The coins were found to have belonged to the Iceni people. The theory was that they'd been buried in about 60AD, when Boudicca led her tribe's rebellion against Roman rule.
The Scole hoard
Excavations of land where a housing estate was due to be built found a number of items all thought to be Roman: shards of pottery, some coins, and objects made from iron and copper alloy. There were also the footings for houses.
Coins and pieces of pottery from the Iron Age were found, too.
Then in 1982 and 1983, when the new houses were being built, workers found 202 silver Iceni coins and 87 Roman ones. There were also four skeletons of people thought to have lived in the 3rd Century.
The Sedgeford hoard
When you find a muddy cow's bone that appears to be full of gold coins, you want to check it out. Which is how, in the summer of 2003, amateur archaeologist Chris Mackie took it to a hospital in King's Lynn and asked to have it x-rayed.
The bone found at Sedgeford, near Heacham, contained 20 gold coins dating from the 1st Century. Nineteen other coins were found nearby on the Iron Age site. All the coins featured a stylized horse and appeared to have been buried when they were fairly new.
They were known as Gallo-Belgic E staters, made probably in northern France. It was thought they might have been brought back to Britain by soldiers or mercenaries.
The Wickham Market hoard
It should really be the Dallinghoo hoard, since the 840 Iron Age gold staters (a kind of coin) were found in a field in the village near Wickham Market in 2008.
Car mechanic and detectorist Michael Darke made the breakthrough, finding his first gold coin in a quarter of a century of metal-detecting in the area.
He later returned, found eight more, and then his machine registered a major find.
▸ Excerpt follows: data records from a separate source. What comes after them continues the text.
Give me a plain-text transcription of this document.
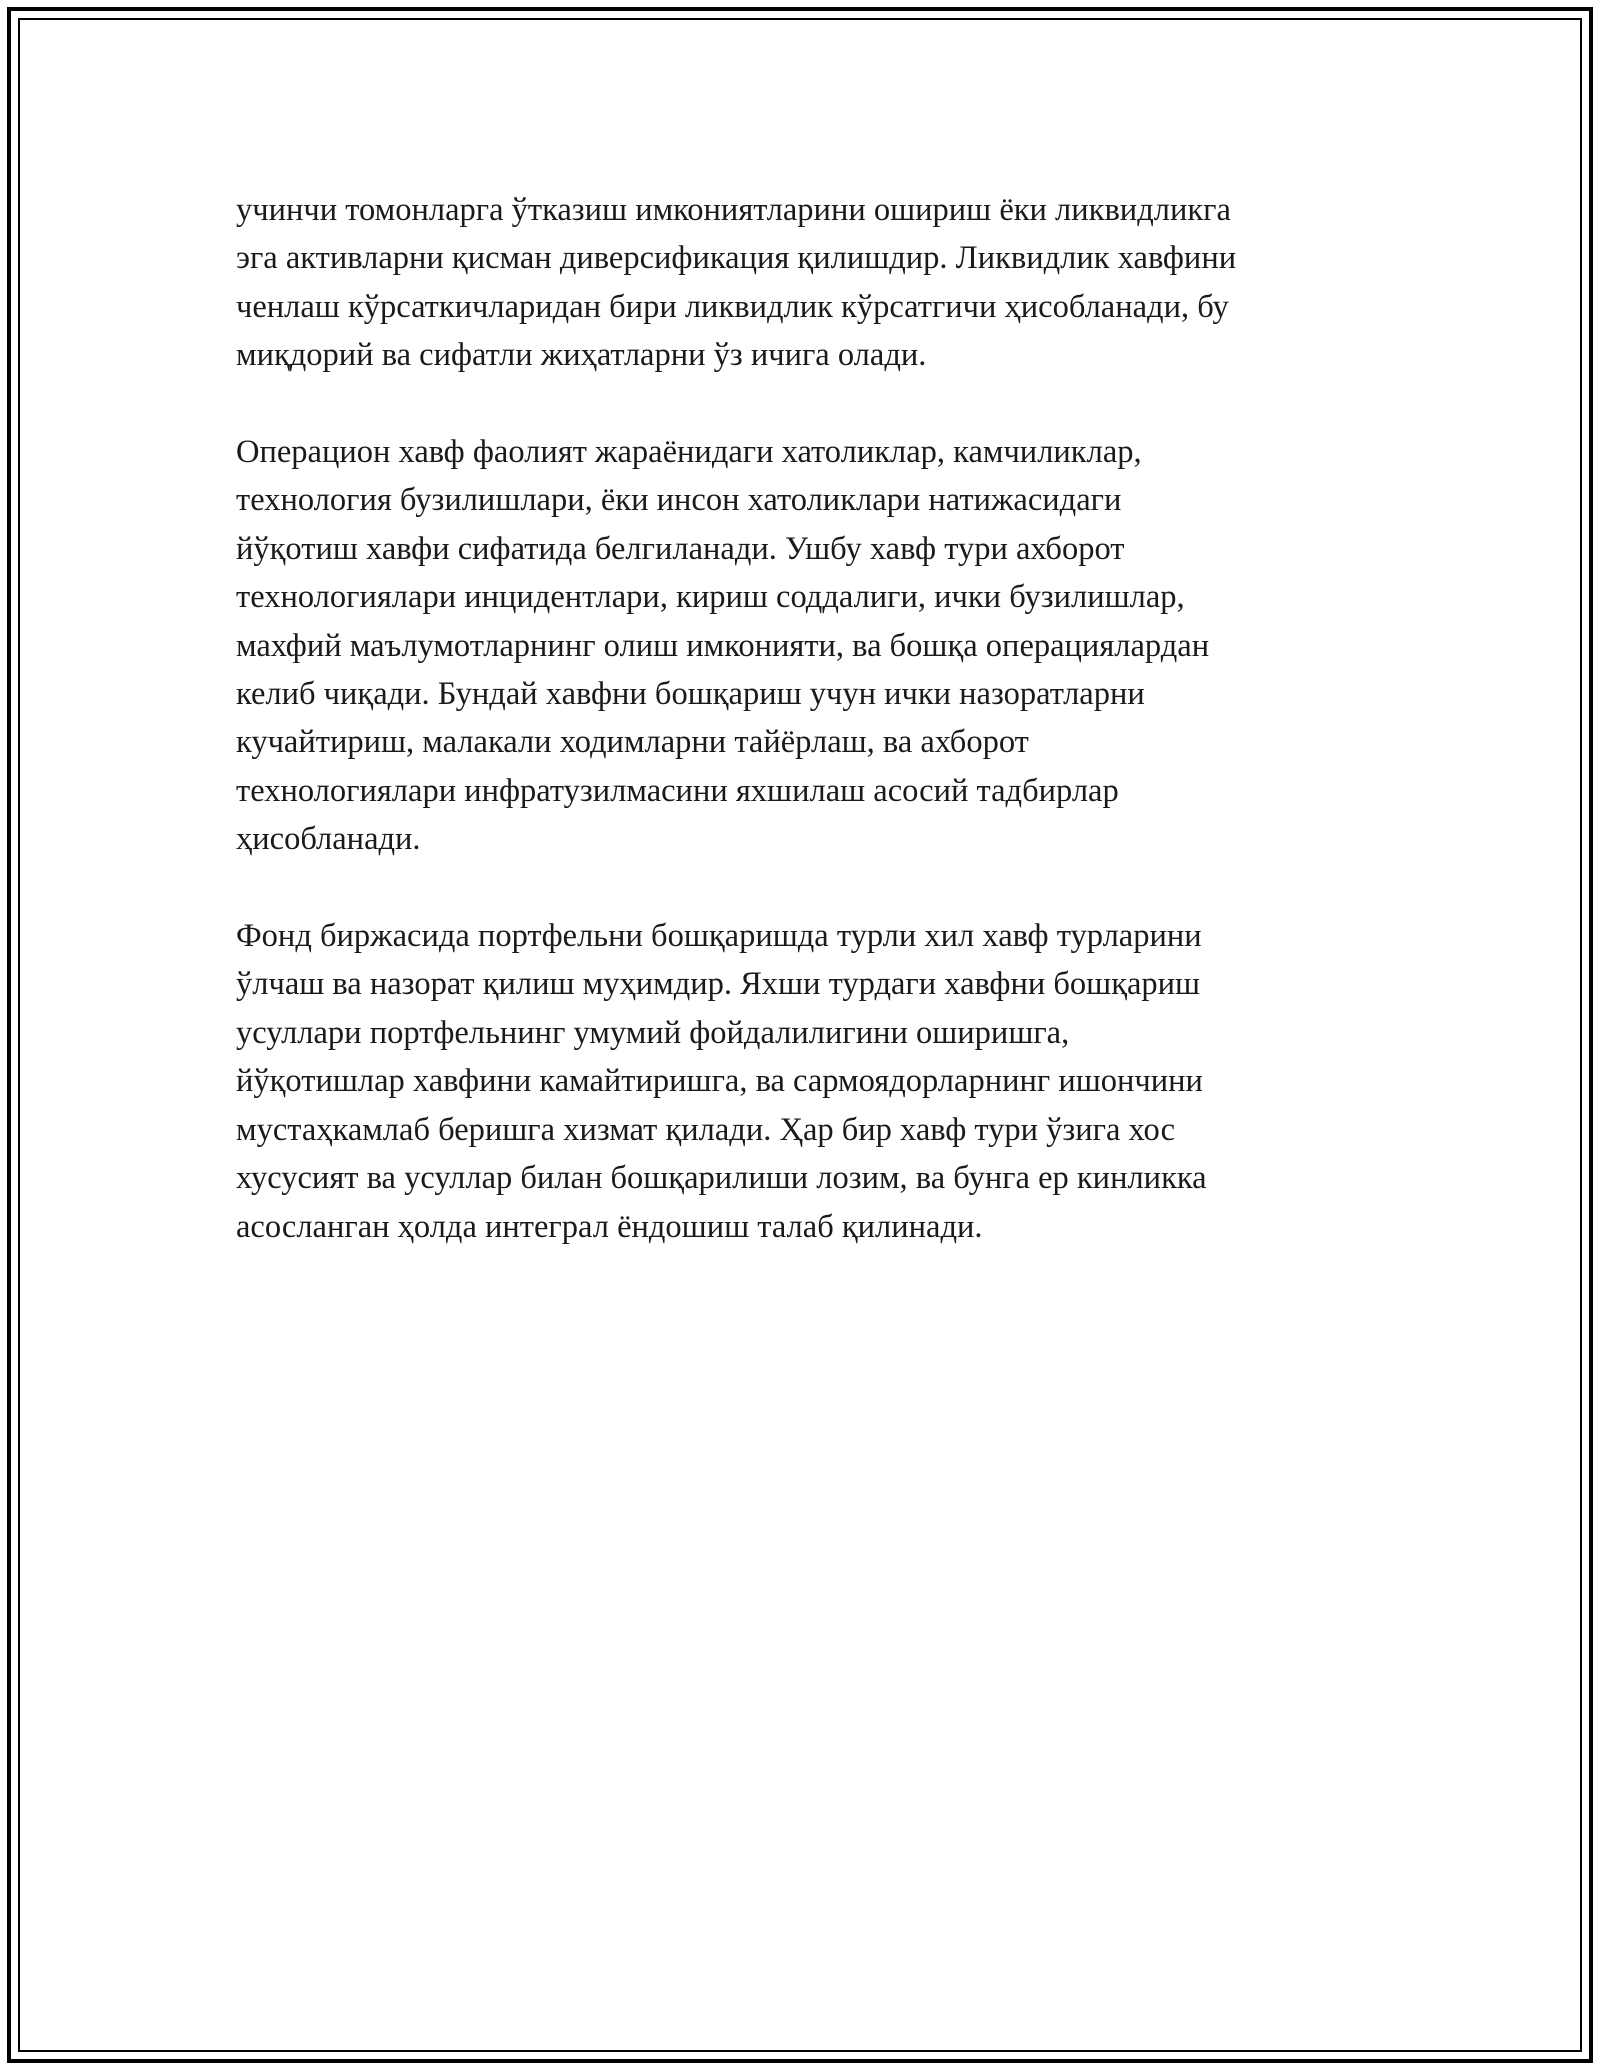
учинчи томонларга ўтказиш имкониятларини ошириш ёки ликвидликга
эга активларни қисман диверсификация қилишдир. Ликвидлик хавфини
ченлаш кўрсаткичларидан бири ликвидлик кўрсатгичи ҳисобланади, бу
миқдорий ва сифатли жиҳатларни ўз ичига олади.

Операцион хавф фаолият жараёнидаги хатоликлар, камчиликлар,
технология бузилишлари, ёки инсон хатоликлари натижасидаги
йўқотиш хавфи сифатида белгиланади. Ушбу хавф тури ахборот
технологиялари инцидентлари, кириш соддалиги, ички бузилишлар,
махфий маълумотларнинг олиш имконияти, ва бошқа операциялардан
келиб чиқади. Бундай хавфни бошқариш учун ички назоратларни
кучайтириш, малакали ходимларни тайёрлаш, ва ахборот
технологиялари инфратузилмасини яхшилаш асосий тадбирлар
ҳисобланади.

Фонд биржасида портфельни бошқаришда турли хил хавф турларини
ўлчаш ва назорат қилиш муҳимдир. Яхши турдаги хавфни бошқариш
усуллари портфельнинг умумий фойдалилигини оширишга,
йўқотишлар хавфини камайтиришга, ва сармоядорларнинг ишончини
мустаҳкамлаб беришга хизмат қилади. Ҳар бир хавф тури ўзига хос
хусусият ва усуллар билан бошқарилиши лозим, ва бунга ер кинликка
асосланган ҳолда интеграл ёндошиш талаб қилинади.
Michael dug up 774 more coins.
A major excavation followed. In all, 840 coins were found. Almost all had been minted in East Anglia by the Iceni tribe; a couple came from Lincolnshire.
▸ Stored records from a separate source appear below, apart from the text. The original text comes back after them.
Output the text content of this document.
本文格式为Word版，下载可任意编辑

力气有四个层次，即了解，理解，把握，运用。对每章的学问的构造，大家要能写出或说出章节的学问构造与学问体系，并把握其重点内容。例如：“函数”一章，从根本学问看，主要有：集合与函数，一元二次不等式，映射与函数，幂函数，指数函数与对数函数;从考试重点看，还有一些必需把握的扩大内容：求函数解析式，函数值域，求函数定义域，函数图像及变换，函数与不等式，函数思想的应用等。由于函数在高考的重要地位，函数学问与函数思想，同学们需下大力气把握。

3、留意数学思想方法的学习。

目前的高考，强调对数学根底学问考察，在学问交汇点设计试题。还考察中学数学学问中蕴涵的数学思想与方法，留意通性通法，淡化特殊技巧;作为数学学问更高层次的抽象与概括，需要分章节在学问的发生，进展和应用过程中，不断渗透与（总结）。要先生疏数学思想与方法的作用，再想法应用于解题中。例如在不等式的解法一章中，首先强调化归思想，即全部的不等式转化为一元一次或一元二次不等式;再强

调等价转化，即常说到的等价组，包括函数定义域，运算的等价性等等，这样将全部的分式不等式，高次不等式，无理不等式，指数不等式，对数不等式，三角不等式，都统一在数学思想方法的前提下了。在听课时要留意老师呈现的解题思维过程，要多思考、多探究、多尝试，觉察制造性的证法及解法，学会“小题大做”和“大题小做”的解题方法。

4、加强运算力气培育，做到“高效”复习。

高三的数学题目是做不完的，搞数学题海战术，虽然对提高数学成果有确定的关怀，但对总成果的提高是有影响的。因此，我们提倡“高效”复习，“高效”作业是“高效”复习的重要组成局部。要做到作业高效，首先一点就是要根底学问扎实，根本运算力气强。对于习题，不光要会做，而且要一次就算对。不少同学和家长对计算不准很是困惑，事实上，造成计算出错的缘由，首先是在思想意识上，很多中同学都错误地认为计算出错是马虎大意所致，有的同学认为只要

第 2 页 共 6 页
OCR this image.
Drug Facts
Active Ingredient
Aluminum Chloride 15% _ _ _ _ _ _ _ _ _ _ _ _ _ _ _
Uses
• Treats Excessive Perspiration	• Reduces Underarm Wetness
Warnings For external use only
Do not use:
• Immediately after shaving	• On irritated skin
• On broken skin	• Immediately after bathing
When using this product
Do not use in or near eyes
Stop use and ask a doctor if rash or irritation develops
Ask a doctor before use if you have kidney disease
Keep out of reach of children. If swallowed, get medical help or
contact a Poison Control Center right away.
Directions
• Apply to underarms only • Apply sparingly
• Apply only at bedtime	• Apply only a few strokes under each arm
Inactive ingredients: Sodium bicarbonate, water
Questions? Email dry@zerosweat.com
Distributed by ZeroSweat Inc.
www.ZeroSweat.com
A few years later, Ipswich Museum bought the coins for £316,000.
The Cookley hoard
In the summer of 2018, 60 Roman coins were found in a field near Halesworth by a metal detectorist.
The hoard uncovered at Cookley consisted of 58 solid silver coins and a couple of silver-plated copies. The denarii were dated to a period from 153BC and 60 to 61AD. Some were made during the reigns of emperors such as Augustus, Caligula and Nero.
Expert Dr Anna Booth reckoned they might have been hidden during the revolt against the Romans led by Boudicca.